谢贞将佛珠盘了很久,才开口一声叹:“你叫我写婚书,时至今日你们却也没有成亲,竟是为了这个不敢给佛纶,痴儿痴儿!”
爱之深切,患得患失。
荣家和许家都在匆匆收整行囊,男女之情不过风月,在心头上一荡,却连涟漪都不曾起。
至交听说后,到荣家话别,来的还是那年的老少。
十年时光,都不再是当年的模样。
其中缺了个穿中山装的年轻人,据说是去东北参加抗联。

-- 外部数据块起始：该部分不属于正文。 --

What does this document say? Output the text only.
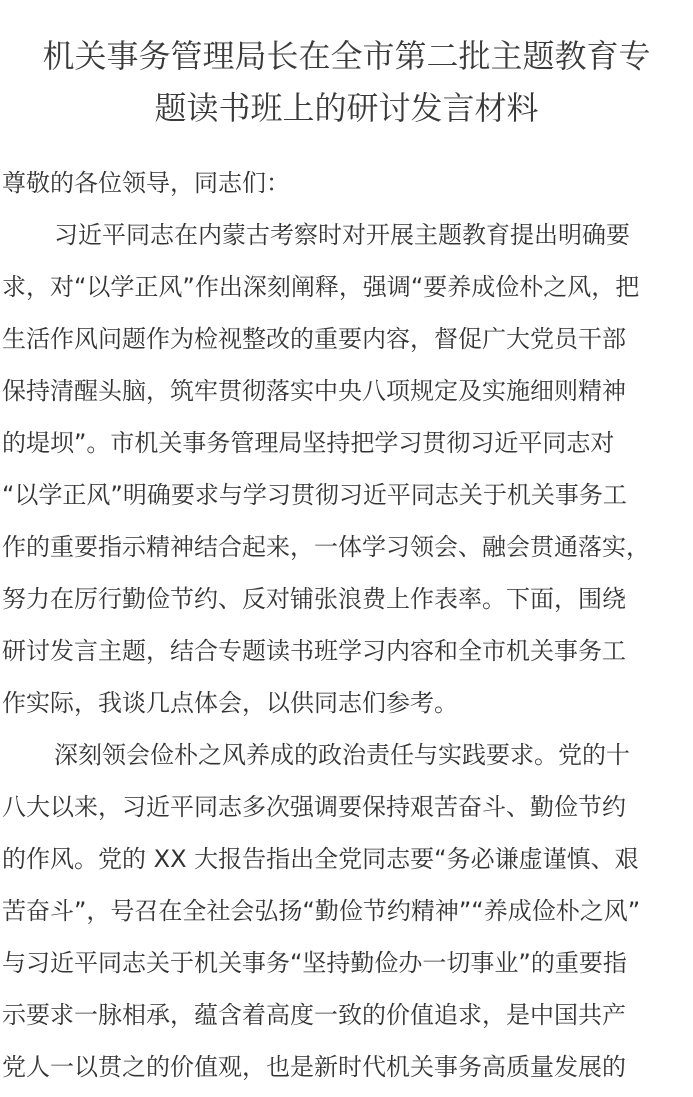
机关事务管理局长在全市第二批主题教育专
题读书班上的研讨发言材料
尊敬的各位领导，同志们：
习近平同志在内蒙古考察时对开展主题教育提出明确要
求，对“以学正风”作出深刻阐释，强调“要养成俭朴之风，把
生活作风问题作为检视整改的重要内容，督促广大党员干部
保持清醒头脑，筑牢贯彻落实中央八项规定及实施细则精神
的堤坝”。市机关事务管理局坚持把学习贯彻习近平同志对
“以学正风”明确要求与学习贯彻习近平同志关于机关事务工
作的重要指示精神结合起来，一体学习领会、融会贯通落实，
努力在厉行勤俭节约、反对铺张浪费上作表率。下面，围绕
研讨发言主题，结合专题读书班学习内容和全市机关事务工
作实际，我谈几点体会，以供同志们参考。
深刻领会俭朴之风养成的政治责任与实践要求。党的十
八大以来，习近平同志多次强调要保持艰苦奋斗、勤俭节约
的作风。党的 XX 大报告指出全党同志要“务必谦虚谨慎、艰
苦奋斗”，号召在全社会弘扬“勤俭节约精神”“养成俭朴之风”
与习近平同志关于机关事务“坚持勤俭办一切事业”的重要指
示要求一脉相承，蕴含着高度一致的价值追求，是中国共产
党人一以贯之的价值观，也是新时代机关事务高质量发展的
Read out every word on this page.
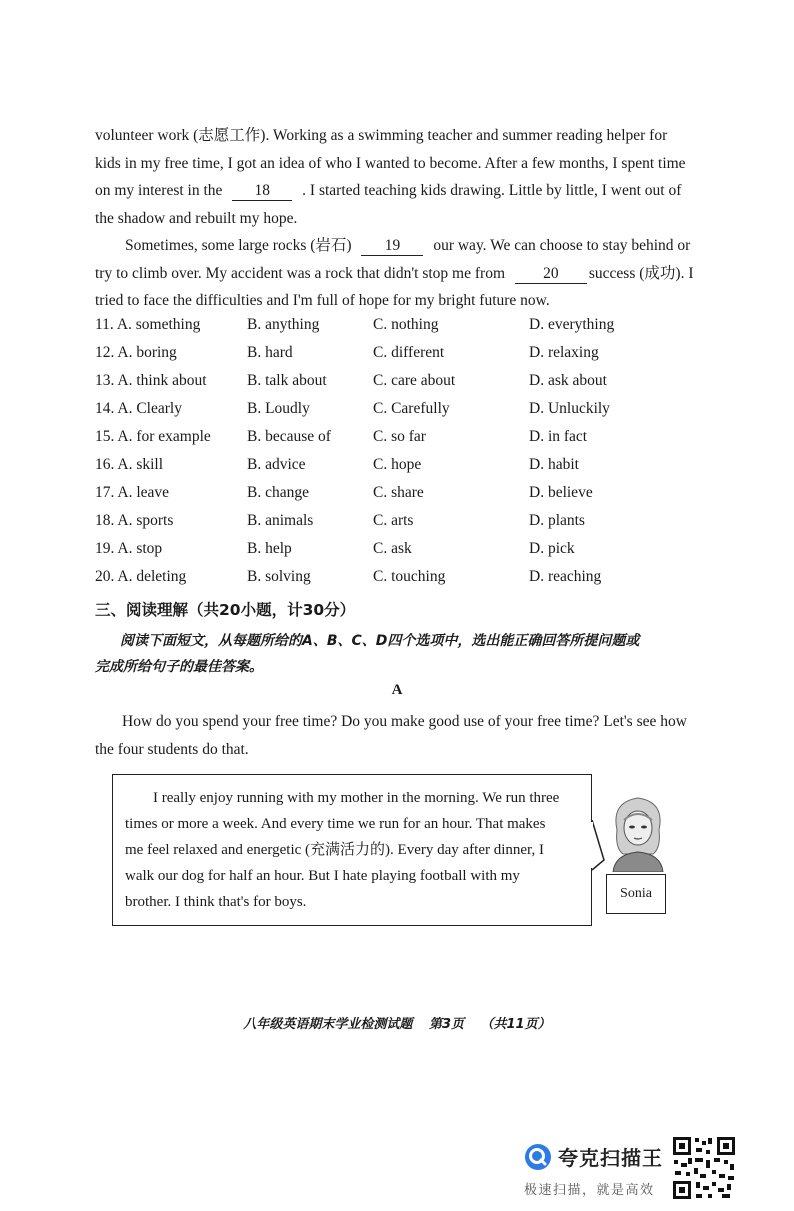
volunteer work (志愿工作). Working as a swimming teacher and summer reading helper for

kids in my free time, I got an idea of who I wanted to become. After a few months, I spent time

on my interest in the 18 . I started teaching kids drawing. Little by little, I went out of

the shadow and rebuilt my hope.

Sometimes, some large rocks (岩石) 19 our way. We can choose to stay behind or

try to climb over. My accident was a rock that didn't stop me from 20 success (成功). I

tried to face the difficulties and I'm full of hope for my bright future now.

11. A. something	B. anything	C. nothing	D. everything
12. A. boring	B. hard	C. different	D. relaxing
13. A. think about	B. talk about	C. care about	D. ask about
14. A. Clearly	B. Loudly	C. Carefully	D. Unluckily
15. A. for example B. because of	C. so far	D. in fact
16. A. skill	B. advice	C. hope	D. habit
17. A. leave	B. change	C. share	D. believe
18. A. sports	B. animals	C. arts	D. plants
19. A. stop	B. help	C. ask	D. pick
20. A. deleting	B. solving	C. touching	D. reaching
三、阅读理解（共20小题，计30分）
阅读下面短文，从每题所给的A、B、C、D四个选项中，选出能正确回答所提问题或
完成所给句子的最佳答案。
A

How do you spend your free time? Do you make good use of your free time? Let's see how

the four students do that.

I really enjoy running with my mother in the morning. We run three

times or more a week. And every time we run for an hour. That makes

me feel relaxed and energetic (充满活力的). Every day after dinner, I

walk our dog for half an hour. But I hate playing football with my

brother. I think that's for boys.

Sonia
八年级英语期末学业检测试题 第3页 （共11页）
夸克扫描王
极速扫描，就是高效
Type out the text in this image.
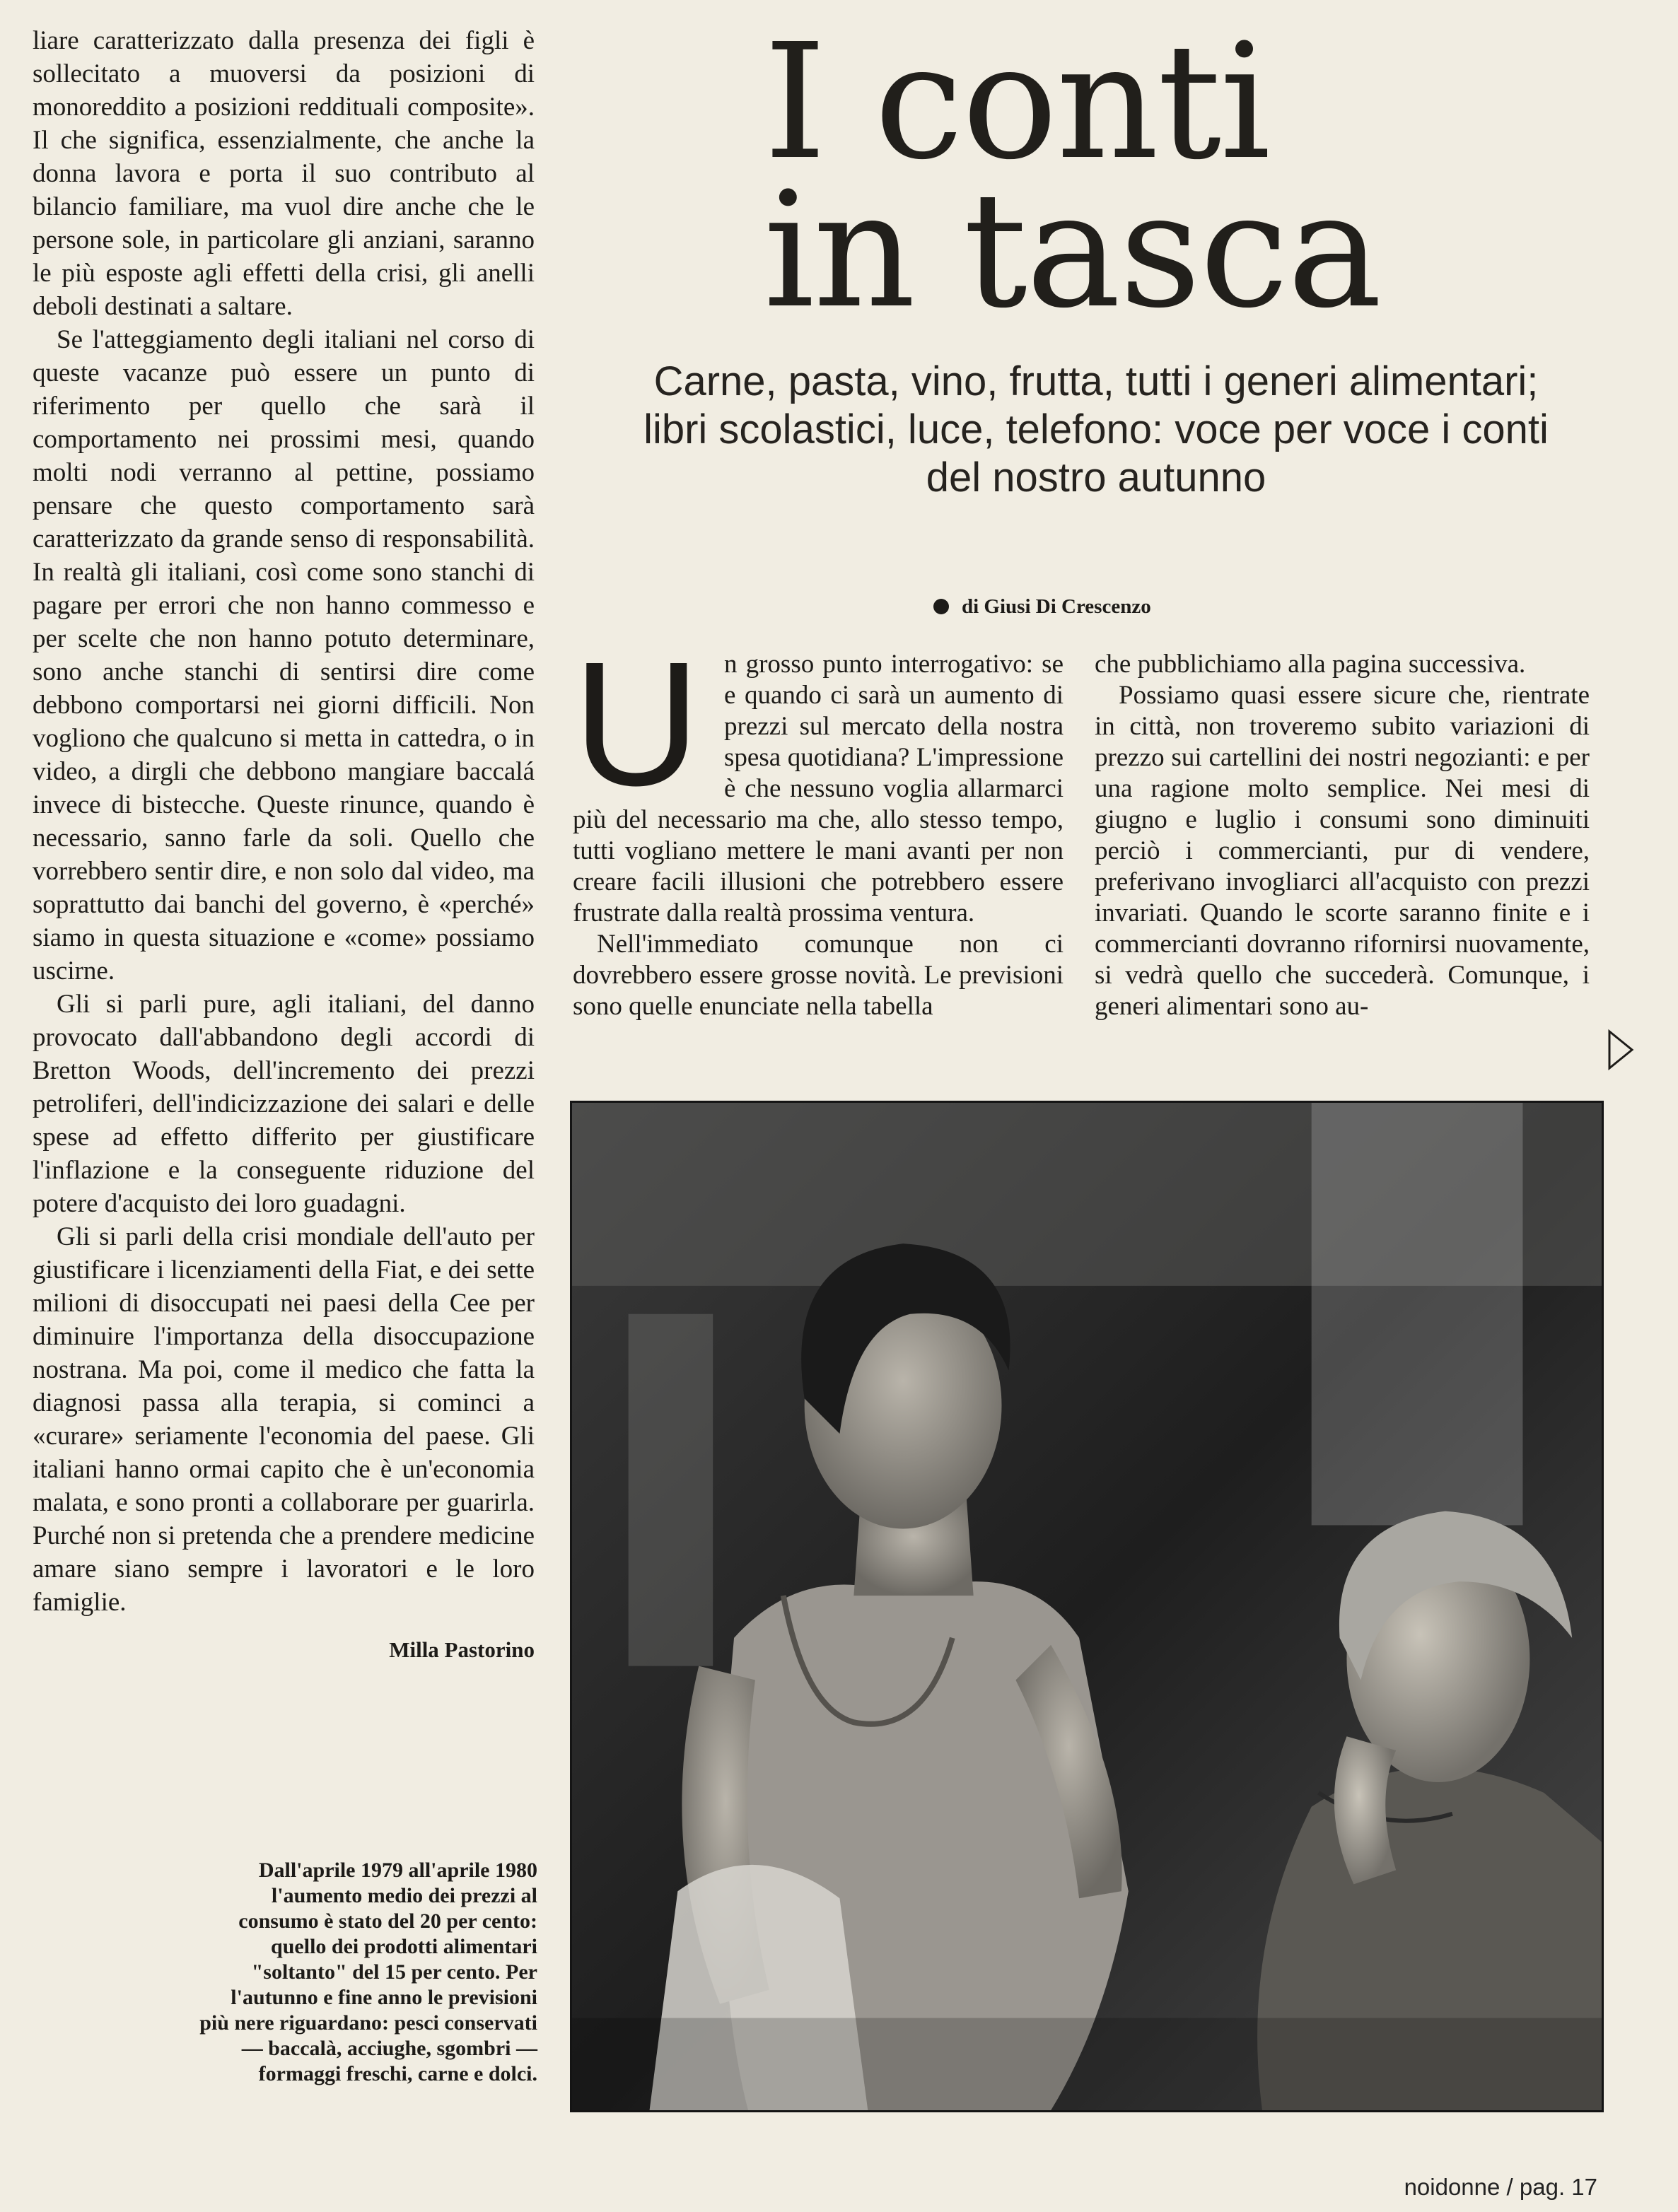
liare caratterizzato dalla presenza dei figli è sollecitato a muoversi da posizioni di monoreddito a posizioni reddituali composite». Il che significa, essenzialmente, che anche la donna lavora e porta il suo contributo al bilancio familiare, ma vuol dire anche che le persone sole, in particolare gli anziani, saranno le più esposte agli effetti della crisi, gli anelli deboli destinati a saltare.

Se l'atteggiamento degli italiani nel corso di queste vacanze può essere un punto di riferimento per quello che sarà il comportamento nei prossimi mesi, quando molti nodi verranno al pettine, possiamo pensare che questo comportamento sarà caratterizzato da grande senso di responsabilità. In realtà gli italiani, così come sono stanchi di pagare per errori che non hanno commesso e per scelte che non hanno potuto determinare, sono anche stanchi di sentirsi dire come debbono comportarsi nei giorni difficili. Non vogliono che qualcuno si metta in cattedra, o in video, a dirgli che debbono mangiare baccalá invece di bistecche. Queste rinunce, quando è necessario, sanno farle da soli. Quello che vorrebbero sentir dire, e non solo dal video, ma soprattutto dai banchi del governo, è «perché» siamo in questa situazione e «come» possiamo uscirne.

Gli si parli pure, agli italiani, del danno provocato dall'abbandono degli accordi di Bretton Woods, dell'incremento dei prezzi petroliferi, dell'indicizzazione dei salari e delle spese ad effetto differito per giustificare l'inflazione e la conseguente riduzione del potere d'acquisto dei loro guadagni.

Gli si parli della crisi mondiale dell'auto per giustificare i licenziamenti della Fiat, e dei sette milioni di disoccupati nei paesi della Cee per diminuire l'importanza della disoccupazione nostrana. Ma poi, come il medico che fatta la diagnosi passa alla terapia, si cominci a «curare» seriamente l'economia del paese. Gli italiani hanno ormai capito che è un'economia malata, e sono pronti a collaborare per guarirla. Purché non si pretenda che a prendere medicine amare siano sempre i lavoratori e le loro famiglie.

Milla Pastorino
I conti
in tasca
Carne, pasta, vino, frutta, tutti i generi alimentari; libri scolastici, luce, telefono: voce per voce i conti del nostro autunno
di Giusi Di Crescenzo
U n grosso punto interrogativo: se e quando ci sarà un aumento di prezzi sul mercato della nostra spesa quotidiana? L'impressione è che nessuno voglia allarmarci più del necessario ma che, allo stesso tempo, tutti vogliano mettere le mani avanti per non creare facili illusioni che potrebbero essere frustrate dalla realtà prossima ventura.

Nell'immediato comunque non ci dovrebbero essere grosse novità. Le previsioni sono quelle enunciate nella tabella

che pubblichiamo alla pagina successiva.

Possiamo quasi essere sicure che, rientrate in città, non troveremo subito variazioni di prezzo sui cartellini dei nostri negozianti: e per una ragione molto semplice. Nei mesi di giugno e luglio i consumi sono diminuiti perciò i commercianti, pur di vendere, preferivano invogliarci all'acquisto con prezzi invariati. Quando le scorte saranno finite e i commercianti dovranno rifornirsi nuovamente, si vedrà quello che succederà. Comunque, i generi alimentari sono au-

Dall'aprile 1979 all'aprile 1980 l'aumento medio dei prezzi al consumo è stato del 20 per cento: quello dei prodotti alimentari "soltanto" del 15 per cento. Per l'autunno e fine anno le previsioni più nere riguardano: pesci conservati — baccalà, acciughe, sgombri — formaggi freschi, carne e dolci.
noidonne / pag. 17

他的家里是晚清旧贵,在满洲国的康德皇帝面前俯首称臣,与这个逆子恩断义绝。
初春的时节,人牺牲在苏联边境。
故人已逝,《长生殿》里的唐明皇不再,一出《重圆》唱不圆满,荣衍白只上了贵妃的戏装,却不肯登台。
也只能酒宴正酣时,借洒酒和地下旧友神魂相交。
民国二十五年,中秋月圆,这一群男人又醉倒在月影融融里。
许佛纶带了小丫头将人搀扶进厢房休息,当中几位真是醉的很了,摸了把茶壶踉踉跄跄扑到窗前对月唱诗:“得欢当作乐,斗酒聚比邻……”
西面的那位听见了,也打开了窗,抱着笔筒要豪饮三百杯。
可如今哪里还有什么欢乐事,盛年不重来,岁月不待人,至交也不过眼下寥寥。
人生无根,连陌上尘土也比不了,两位先生各自伏在窗下嚎啕大哭。
小丫头替他们关了窗。
许佛纶沿着游廊走到席上,高背椅里只剩下荣衍白一个,穿着宽袍广袖,眉眼清丽,醉酒的男人横生媚态。
她蹲在他面前,被他抬起了下巴。
“上皇——”他已经醉了,分不清现实和戏中人。
许佛纶配合,笑着望他:“玉妃。”
他半晌没说出一句话。
最后出口的还是戏文:“想当日玉折香摧,都只为时衰力软,累伊冤惨,尽咱罪愆……”
词没唱完,他醉倒在她怀里。
后一句是,到今日满心惭愧,诉不出相思万万千千。
这是他的心里话,她既懂得,就不必再唱出来。
别宴已散,行程就在眼前。
公事交接得很顺畅,也很隐秘,只有许佛纶和荣衍白的身边人知道内情,连荣希孟在女中也只是借口身体不适才告的长假,两家人南下的消息秘而不宣。
然而去车站前两日,许佛纶突然接到电话,她在长春开的账户突然被调查。
与康秉钦的资金往来,近些年因为日本人的严密封锁少了很多,他每回动用储备的黄金都是翁庆瑜或者唐勋出面,而自己这里,只有玉妈一人知情。
她不知道问题出在了哪里,或许只是日本人一时兴起也不说定。
然而当天下午,账户被查封,玉妈被带走询问。
许佛纶接到电话的时候,荣衍白恰好也接到了电话,长春伪政/府的银行公会接到军部命令,请他们前往长春对这个账户以及开户的公司,做出详尽的解释。
通知的语气还算礼貌,听不出他们和康秉钦的资金往来到底有没有被发现。
玉妈被关押已经超过十个小时,不准探望,也不准打听,情况一概不知。
小女孩子们不遗余力地探听口风,均以失败而告终,为了不让事态恶化,只能暗中秘密行动,因此进展十分缓慢。
许佛纶在前往长春前,临时将身边的随行换成了翘枝。
庞鸾以为许佛纶知道她的难处:“平映带着学生外出写生,小宝上学没人接送,我公婆两个是不问她的,原本我是要带着去的。”